State nexus policies also vary significantly with respect to complex multi-party transactions, according to Roll. “Drop shipments involve three parties – a customer, a retailer and a third-party supplier that delivers goods directly to the customer,” he said. “While these arrangements are common, they can raise issues as to whether the out-of-state retailer is required to collect sales tax.”

The number of states that would find nexus for drop shippers varied greatly in the survey, based on the specific facts of each scenario, he indicated. “For example, 17 states said that nexus would be created when a manufacturer ships tangible personal property by a common carrier to in-state customers based on orders received from a distributor where the distributor itself has nexus with the state.”

By contrast, no states would find nexus for the manufacturer if the distributor lacked nexus.

“Where a distributor uses an in-state manufacturer as a fulfillment agent in the state to pack and ship orders by common carrier to in-state customers, 21 states said they would find nexus if the manufacturer holds title to the inventory until the corporation directs the manufacturer to ship the order,” Roll said. “A larger number of states – 33 – said they would find nexus if the corporation itself holds title to the inventory until directing the manufacturer to ship the order.”

 

The new nexus

One of the main areas that was addressed in the survey this year was corporate income tax sourcing, Roll indicated. “This refers to the rules a state uses to determine if it will impose its corporate income tax on an activity that is conducted in more than one jurisdiction.”
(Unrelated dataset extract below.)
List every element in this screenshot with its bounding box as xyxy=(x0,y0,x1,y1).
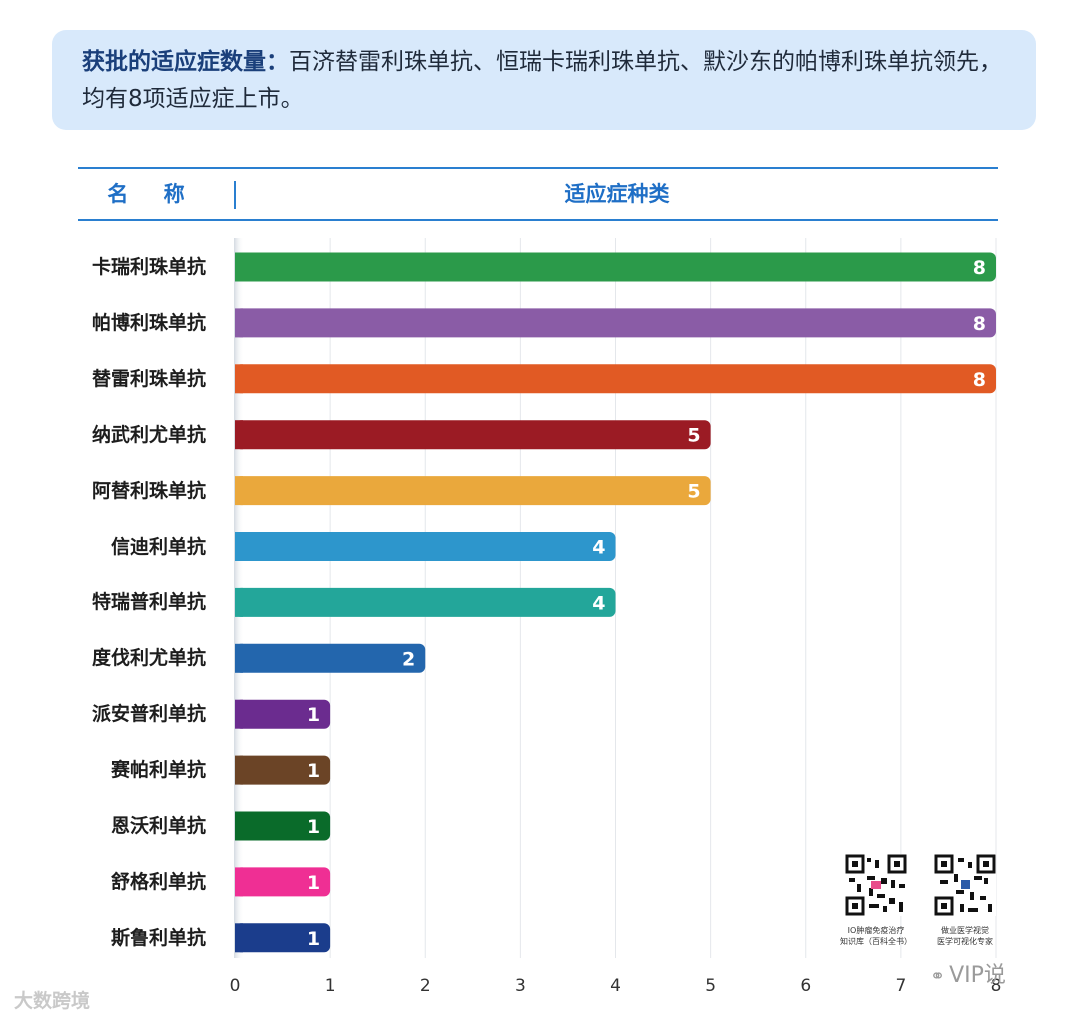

 “Sourcing is the new nexus,” he said. “For corporate income tax purposes, nexus is often a foregone conclusion for many types of transactions,” he explained. “The focus now is on determining which states are owed tax on multijurisdictional sales of services or intangibles. Depending on each state’s sourcing rules, a transaction could escape state tax or be taxable in more than one state.”
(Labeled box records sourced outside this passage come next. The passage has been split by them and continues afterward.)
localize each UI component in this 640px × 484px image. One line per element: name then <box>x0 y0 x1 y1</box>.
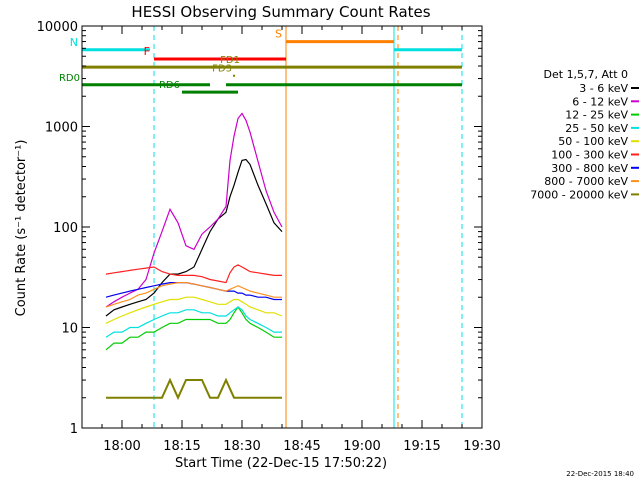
x-tick-label-4: 19:00 <box>343 439 380 454</box>
legend-entry-4: 50 - 100 keV <box>558 135 628 148</box>
y-tick-label-1: 10 <box>61 322 78 337</box>
y-tick-label-3: 1000 <box>45 121 78 136</box>
legend-entry-0: 3 - 6 keV <box>579 82 628 95</box>
flag-label-2: F <box>144 45 150 58</box>
flag-label-5: FD3 <box>212 64 232 75</box>
flag-label-0: N <box>70 36 78 49</box>
legend-entry-5: 100 - 300 keV <box>551 149 628 162</box>
x-tick-label-2: 18:30 <box>223 439 260 454</box>
y-tick-label-0: 1 <box>70 422 78 437</box>
legend-entry-1: 6 - 12 keV <box>572 95 628 108</box>
series-line-5 <box>105 264 282 284</box>
legend-entry-6: 300 - 800 keV <box>551 162 628 175</box>
legend-entry-8: 7000 - 20000 keV <box>530 188 628 201</box>
series-line-7 <box>105 282 282 308</box>
y-axis-label: Count Rate (s⁻¹ detector⁻¹) <box>14 140 29 317</box>
chart-title: HESSI Observing Summary Count Rates <box>131 3 430 21</box>
y-tick-label-2: 100 <box>53 221 78 236</box>
flag-dot-4 <box>241 66 243 69</box>
x-tick-label-1: 18:15 <box>163 439 200 454</box>
flag-label-4: FD1 <box>220 55 240 66</box>
flag-label-7: RD6 <box>159 80 180 91</box>
x-tick-label-6: 19:30 <box>463 439 500 454</box>
series-line-2 <box>105 305 282 351</box>
legend-entry-7: 800 - 7000 keV <box>544 175 628 188</box>
x-tick-label-5: 19:15 <box>403 439 440 454</box>
x-tick-label-0: 18:00 <box>103 439 140 454</box>
series-line-1 <box>105 112 283 308</box>
series-line-3 <box>105 306 282 338</box>
x-tick-label-3: 18:45 <box>283 439 320 454</box>
flag-dot-5 <box>233 74 235 77</box>
series-line-4 <box>105 296 283 324</box>
flag-label-1: S <box>275 28 282 41</box>
legend-entry-3: 25 - 50 keV <box>565 122 628 135</box>
y-tick-label-4: 10000 <box>37 20 78 35</box>
legend-title: Det 1,5,7, Att 0 <box>544 68 628 81</box>
series-line-8 <box>106 377 282 401</box>
series-line-0 <box>105 158 283 317</box>
x-axis-label: Start Time (22-Dec-15 17:50:22) <box>175 456 387 471</box>
legend-entry-2: 12 - 25 keV <box>565 109 628 122</box>
flag-label-6: RD0 <box>59 73 80 84</box>
timestamp: 22-Dec-2015 18:40 <box>566 470 634 478</box>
The survey found increased attention to the sourcing of receipts from sales of intangible property and services. Previously, nearly all of the states’ sourcing rules were based on the location where the majority of the costs of performance were incurred. More recently, there has been a growing minority of states using a market-based approach that focuses on sales made to customers within its borders.

“The sourcing rule that a state applies is driven by how it characterizes a transaction,” said Roll. “The survey found that states are characterizing new or emerging products or business models such as the sale of digital goods or intangibles to fit within the definitions of long-established taxable transactions,” he said. “For example, the characterization of cloud computing varies among states and is often counter-intuitive. While most states characterize cloud computing transactions as the sale of intangibles or services, Utah treats these transactions as the sale, lease or license of tangible personal property.”

“Unlike previous years, most states chose only one approach to characterizing these receipts,” Roll said. Receipts from cloud computing are characterized as services in 12 states; the sale, lease, license or rental of intangible personal property in five states, and the sale of tangible personal property in one state.

“The survey results also indicate that market-based sourcing is the predominant approach to sourcing cloud-based transactions,” he noted.

“There is little uniformity across states from sourcing the income on services, intangibles and cloud computing, resulting in compliance confusion,” Roll observed. “Despite the shift towards a service-based economy decades ago, states are still unable to reach a consensus on how to source these transactions.”

Owning or leasing a Web server located within a state will likely produce both income tax and sales tax nexus with the state, according to the survey. Thhirty-eight states, plus the District of Columbia and New York City would find income tax nexus resulting from a Web server within their jurisdiction. Most of these jurisdictions also would find sales tax nexus based on a Web server in the state, according to the survey.